Which is exactly the point. It foolish for America to funnel so much aid into a country when we know that doing so can only help us – or anybody else, really – on the short term. Every dollar we send to Pakistan is a dollar we send to the ally of our strategic rival and the mortal enemy of the one country in the region whose interests remotely resemble our own. The sooner we wake up to this reality, the better.

*To pick a more recent example than that linked to above, one needs only read the following Dawn editorial from earlier this year:

And we wonder why our friends abroad are so hesitant to help Pakistan in its time of need. USAID’s inspector general recently posted audits of two Washington-funded programmes collectively worth $145m that apparently yielded little or no results. One sought to improve governance in Fata while the other was aimed at reforms in the education sector.

In both cases, the auditor found that the money was funnelled into an administrative void where the programme’s existence on paper was more important than its implementation….

Hi, I recently came accross your blog and have been reading along. I thought I would leave my first comment. I dont know what to say except that I have enjoyed reading. Nice blog.

I think you make valid points about the difficulty of implementation and oversight (and thanks for the link to the letter from Kerry and Lugar to the State Dept.). But you also seem to believe that even if there was better implementation and even if the Kerry-Lugar money did help development in the tribal areas, it would make no difference: "Every Pashtun in South Asia could have a life expectancy of 76 and average salary of $40,000 per annum and it would not mean a thing.
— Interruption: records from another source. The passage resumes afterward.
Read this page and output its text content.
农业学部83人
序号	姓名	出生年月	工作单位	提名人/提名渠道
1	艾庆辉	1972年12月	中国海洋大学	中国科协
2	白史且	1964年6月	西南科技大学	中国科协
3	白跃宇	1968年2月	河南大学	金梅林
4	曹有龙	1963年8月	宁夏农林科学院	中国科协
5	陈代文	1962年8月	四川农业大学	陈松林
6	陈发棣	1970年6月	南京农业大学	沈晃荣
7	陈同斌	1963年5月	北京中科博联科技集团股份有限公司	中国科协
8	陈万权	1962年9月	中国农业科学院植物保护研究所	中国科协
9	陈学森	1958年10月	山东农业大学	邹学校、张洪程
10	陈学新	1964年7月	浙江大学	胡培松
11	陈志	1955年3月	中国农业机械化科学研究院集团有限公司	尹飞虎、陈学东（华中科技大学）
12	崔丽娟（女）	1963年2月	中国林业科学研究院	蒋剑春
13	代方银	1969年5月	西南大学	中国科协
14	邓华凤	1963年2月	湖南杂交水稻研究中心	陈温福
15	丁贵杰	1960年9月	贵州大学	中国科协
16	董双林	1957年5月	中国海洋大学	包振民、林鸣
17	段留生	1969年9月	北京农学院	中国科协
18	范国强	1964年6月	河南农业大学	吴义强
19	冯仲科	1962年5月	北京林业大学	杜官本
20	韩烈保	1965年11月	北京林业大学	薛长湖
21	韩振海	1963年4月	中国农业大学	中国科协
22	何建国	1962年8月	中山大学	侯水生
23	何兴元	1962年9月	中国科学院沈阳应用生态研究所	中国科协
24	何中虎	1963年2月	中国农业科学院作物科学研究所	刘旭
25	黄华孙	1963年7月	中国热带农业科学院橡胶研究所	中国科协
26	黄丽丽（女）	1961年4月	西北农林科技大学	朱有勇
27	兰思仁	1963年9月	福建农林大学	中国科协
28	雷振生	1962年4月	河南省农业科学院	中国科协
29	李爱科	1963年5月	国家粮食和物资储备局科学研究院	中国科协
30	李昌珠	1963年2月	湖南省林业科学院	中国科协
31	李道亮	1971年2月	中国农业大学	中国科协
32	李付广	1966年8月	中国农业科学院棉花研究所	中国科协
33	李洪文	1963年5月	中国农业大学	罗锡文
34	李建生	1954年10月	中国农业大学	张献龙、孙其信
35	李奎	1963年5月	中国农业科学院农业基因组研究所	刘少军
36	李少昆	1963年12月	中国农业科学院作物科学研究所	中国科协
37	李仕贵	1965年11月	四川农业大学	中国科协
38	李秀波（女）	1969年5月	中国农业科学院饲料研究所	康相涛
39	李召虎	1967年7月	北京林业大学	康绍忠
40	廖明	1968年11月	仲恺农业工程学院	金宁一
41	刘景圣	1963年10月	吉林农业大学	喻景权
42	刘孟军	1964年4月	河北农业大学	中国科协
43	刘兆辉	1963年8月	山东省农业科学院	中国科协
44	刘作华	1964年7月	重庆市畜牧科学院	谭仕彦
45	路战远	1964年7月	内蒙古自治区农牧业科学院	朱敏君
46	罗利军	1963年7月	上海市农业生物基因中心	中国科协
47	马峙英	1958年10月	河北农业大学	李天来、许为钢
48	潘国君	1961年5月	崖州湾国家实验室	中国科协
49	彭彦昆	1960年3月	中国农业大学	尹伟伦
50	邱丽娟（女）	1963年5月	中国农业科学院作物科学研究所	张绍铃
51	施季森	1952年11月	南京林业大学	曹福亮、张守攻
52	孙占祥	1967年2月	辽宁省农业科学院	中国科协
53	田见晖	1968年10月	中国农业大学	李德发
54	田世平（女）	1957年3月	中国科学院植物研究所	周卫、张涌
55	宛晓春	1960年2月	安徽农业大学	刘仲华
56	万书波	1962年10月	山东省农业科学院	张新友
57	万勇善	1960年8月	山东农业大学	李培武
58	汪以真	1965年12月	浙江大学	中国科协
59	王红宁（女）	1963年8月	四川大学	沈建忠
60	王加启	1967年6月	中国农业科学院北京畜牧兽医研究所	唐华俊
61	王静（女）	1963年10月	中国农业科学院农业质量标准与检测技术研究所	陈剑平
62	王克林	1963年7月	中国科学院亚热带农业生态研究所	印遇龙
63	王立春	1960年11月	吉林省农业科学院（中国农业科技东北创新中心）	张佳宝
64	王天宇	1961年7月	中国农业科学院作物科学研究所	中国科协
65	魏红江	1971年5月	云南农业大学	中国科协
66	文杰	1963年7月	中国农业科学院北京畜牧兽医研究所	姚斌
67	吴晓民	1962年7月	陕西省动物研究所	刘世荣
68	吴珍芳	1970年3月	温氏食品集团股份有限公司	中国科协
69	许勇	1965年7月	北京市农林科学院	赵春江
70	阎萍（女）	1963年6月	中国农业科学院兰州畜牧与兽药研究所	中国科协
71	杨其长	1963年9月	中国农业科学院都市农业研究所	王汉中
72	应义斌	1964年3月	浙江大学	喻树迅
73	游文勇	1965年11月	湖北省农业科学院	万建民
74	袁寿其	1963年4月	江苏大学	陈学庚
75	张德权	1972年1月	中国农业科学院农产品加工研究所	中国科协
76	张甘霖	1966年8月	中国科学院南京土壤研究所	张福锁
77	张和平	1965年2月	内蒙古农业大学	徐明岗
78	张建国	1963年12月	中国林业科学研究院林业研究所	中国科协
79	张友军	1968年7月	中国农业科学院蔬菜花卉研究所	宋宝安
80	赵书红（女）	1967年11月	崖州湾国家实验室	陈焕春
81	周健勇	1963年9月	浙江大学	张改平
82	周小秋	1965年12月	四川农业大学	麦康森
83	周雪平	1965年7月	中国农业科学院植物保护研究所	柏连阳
As long as the Pakistani military believes that installing a puppet government in Afghanistan and fostering radical terrorist groups is a strategic imperative then the violence will continue."
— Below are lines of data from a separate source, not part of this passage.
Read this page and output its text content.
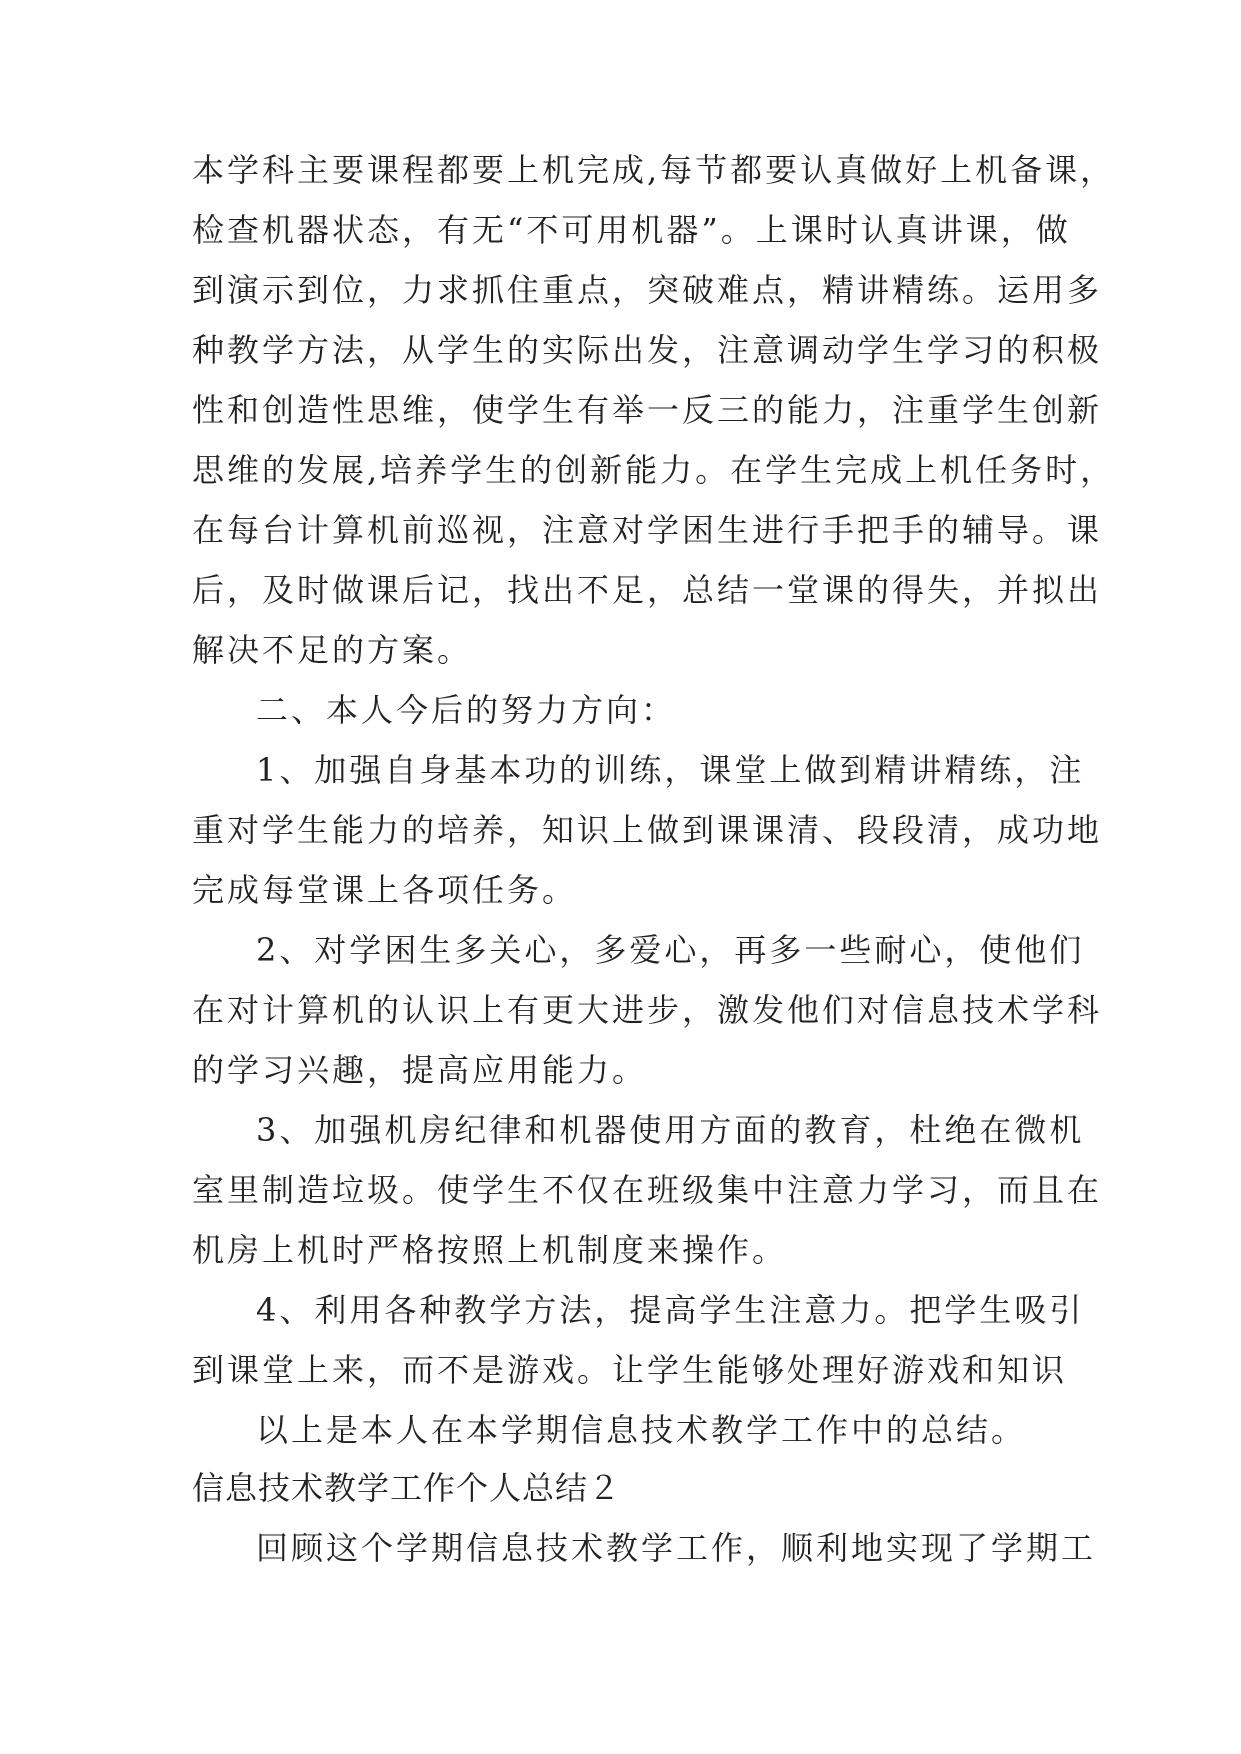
本学科主要课程都要上机完成,每节都要认真做好上机备课，
检查机器状态，有无“不可用机器”。上课时认真讲课，做
到演示到位，力求抓住重点，突破难点，精讲精练。运用多
种教学方法，从学生的实际出发，注意调动学生学习的积极
性和创造性思维，使学生有举一反三的能力，注重学生创新
思维的发展,培养学生的创新能力。在学生完成上机任务时，
在每台计算机前巡视，注意对学困生进行手把手的辅导。课
后，及时做课后记，找出不足，总结一堂课的得失，并拟出
解决不足的方案。
二、本人今后的努力方向：
1、加强自身基本功的训练，课堂上做到精讲精练，注
重对学生能力的培养，知识上做到课课清、段段清，成功地
完成每堂课上各项任务。
2、对学困生多关心，多爱心，再多一些耐心，使他们
在对计算机的认识上有更大进步，激发他们对信息技术学科
的学习兴趣，提高应用能力。
3、加强机房纪律和机器使用方面的教育，杜绝在微机
室里制造垃圾。使学生不仅在班级集中注意力学习，而且在
机房上机时严格按照上机制度来操作。
4、利用各种教学方法，提高学生注意力。把学生吸引
到课堂上来，而不是游戏。让学生能够处理好游戏和知识
以上是本人在本学期信息技术教学工作中的总结。
信息技术教学工作个人总结２
回顾这个学期信息技术教学工作，顺利地实现了学期工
Two things: first, you're right that the mindset of elements in the Pakistani military and ISI needs to change, and I agree with the various people who have proposed that the way to move in this direction is some kind of agreement between Pakistan, India, the Afghan govt, the US, and maybe China and Russia as well, whereby India pledges to not use the Afghan situation as a strategic weapon in its rivalry w Pakistan and Pakistan pledges to stop supporting or tolerating militant groups' (eg the Quetta shura, the Haqqani network) use of Pakistani territory as a base for their activities in Afghanistan.

But even if no such agreement is forthcoming and elements in the Pakistani military and ISI continue to tolerate or support militant groups, that does not necessarily mean that development in the border regions is pointless. The relationship between level of development and support for militant Islamist groups is not clear — some recent research suggests there is not much of a correlation — but I nonetheless suspect that a more developed western Pakistan would be a less hospitable place for terrorist/militant groups to find sanctuary. That is why US policy, as least as expressed in the legislative intent of Kerry-Lugar, includes a development aspect and is not limited to unmanned CIA drones flying over the area and firing missiles at suspected militant safe houses. In theory, it makes sense to have a development emphasis as part of US policy. Whether such an emphasis can work in practice is another question and one that I don't feel competent to pass judgment on, beyond acknowledging that it will not be easy to insure that the money is going where it's supposed to. But I have rather little doubt that if every Pashtun had a life expectancy of 76 and an income of, let's say to be more realistic, even $5,000 per year, the overall situation in the border areas would look different and better than it does today.


Your point is fair. The problem, as I see it, is that even if the region suddenly had much higher living standards than it does now the presence of ISI-backed Quetta Shura, et. all would bring the region back down again.

To put it a slightly different way – you will have a hard time maintaining high rates of female education when all of the schools are being burnt down. As it stands, the ISI believes its interests are best met by putting school-burners into power. We can pump millions into building schools, but to what end? The school-burners will still be there, and with our "ally's" blessing.